Wir stoßen an, Hanna, Nora, Friederike, Jan und ich. Und ich erzähle von Herrn Rutschkys Wohnung in der Wartenburgstraße. Sie ähnelt dieser, deren Einweihung wir jetzt feiern, sehr. Nur, dass Herrn Rutschkys Wohnung unsaniert ist. Und seit dem Einzug des Ehepaars Rutschky im Jahr 1984 nur sehr behutsam renoviert wurde. »Eher gar nicht«, sage ich. »In ihrer Küche gibt es noch den Hängeboden über der Kochmaschine, auf dem das arme Dienstmädchen ihren Schlafplatz hatte.«
»Und, nutzt er den noch?«, fragt Jan.
»Soweit ich weiß, wurde der zuletzt genutzt, als die Mieter dieser Offizierswohnungen glaubten, sich Personal halten zu müssen. Im vorletzten Jahrhundert.«
»Ein Schlafplatz über dem Herd? Ich weiß nicht«, sagt Nora.
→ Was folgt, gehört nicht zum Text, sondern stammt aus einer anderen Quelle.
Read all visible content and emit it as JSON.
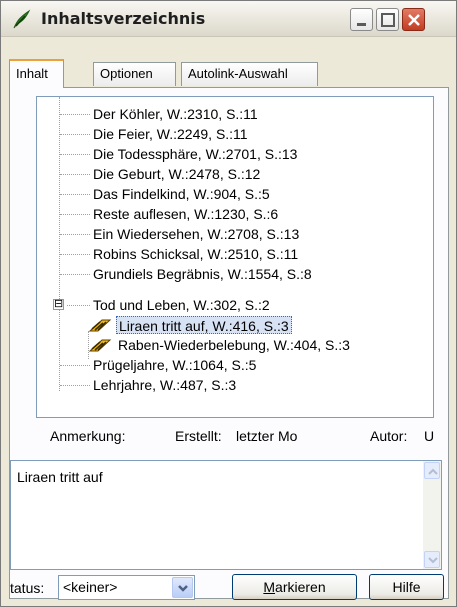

»In Rutschkys Vorderhauszimmern mit Flügeltüren, üppigen Stuckdecken und Intarsienparkett stehen die Bücher lustigerweise in Regalen, die sie in den frühen siebziger Jahren aus heute antik wirkenden hölzernen Apfelsinenkisten zusammengestapelt haben.«
»Wohnt er jetzt alleine dort?«
»Mit Hund. Seit Katharina Rutschky gestorben ist, wohnt er mit Hund und Katze in der Beletage. Und hat mir neulich von einer Mieterhöhung erzählt. Die Miete liegt nun tatsächlich über fünfhundert Euro warm im Monat.«
Alle lachen.
»Weinen sollten wir«, sagt Jan.
»Diese Wohnung ist sicherlich ein bisschen teurer«, sagt Nora und schaut sich um. »Mir gefällt, dass das Berliner Zimmer jetzt eine große Wohnküche ist.«
»Das habe ich schon öfter gesehen«, sagt Friederike. »Zuletzt in Charlottenburg. Das Berliner Zimmer in eine offene Küche verwandelt. Der Herd muss dort allerdings mit Gasflaschen betrieben werden, weil der Hausherr auch ohne Anschlüsse nicht auf das Kochen mit Gas verzichten wollte.«
»Das wäre mir zu umständlich«, sagt Hanna.
»Mir gefallen Berliner Zimmer besser, wenn sie Bibliotheken sind. Und so die fensterlosen Wandflächen nutzen«, sage ich.
»Irgendwie muss man so ein Durchgangszimmer ja nutzen«, sagt Nora. »Hansi hat dort seinen Flügel stehen.«
»Hanna doch auch. Und ihre Bücher«, sagt Friederike.
»Hier ist es der soziale Raum. Die große Partyfläche«, sagt Jan. »Karin und Joachim hatten in ihrer Mommsenstraßenwohnung das größte Berliner Zimmer. Es war ein Saal. Ein Rittersaal. Für ihre Bankette und Tafelrunden.«
»Hier ist alles so schön neu. Neu verputzt und gestrichen«, sagt Nora. »Fast ein wenig unheimlich, dass ein Altbau innen so neu aussehen kann. Als wäre jede Erinnerung herausrenoviert worden.«
»Die Wandfarbe gefällt mir«, sagt Hanna.
»Der Farbton heißt Ammonite. Die Farbe ist von Farrow & Ball. Kostet ein kleines Vermögen«, sagt Friederike.
»Das kannst du sehen?«, fragt Jan.
»Die Malerin kennt sich halt mit Farben aus«, sage ich. »Sie sieht hundert Abstufungen von Grau, wo wir gar nichts sehen.«
Jan weiß, dass der Gastgeber diese Wohnung kaufen konnte, weil er nach seiner Scheidung ein kleines Haus in Hackney, London, veräußert hat, dessen Wert sich in wenigen Jahren fast verdreifacht hatte.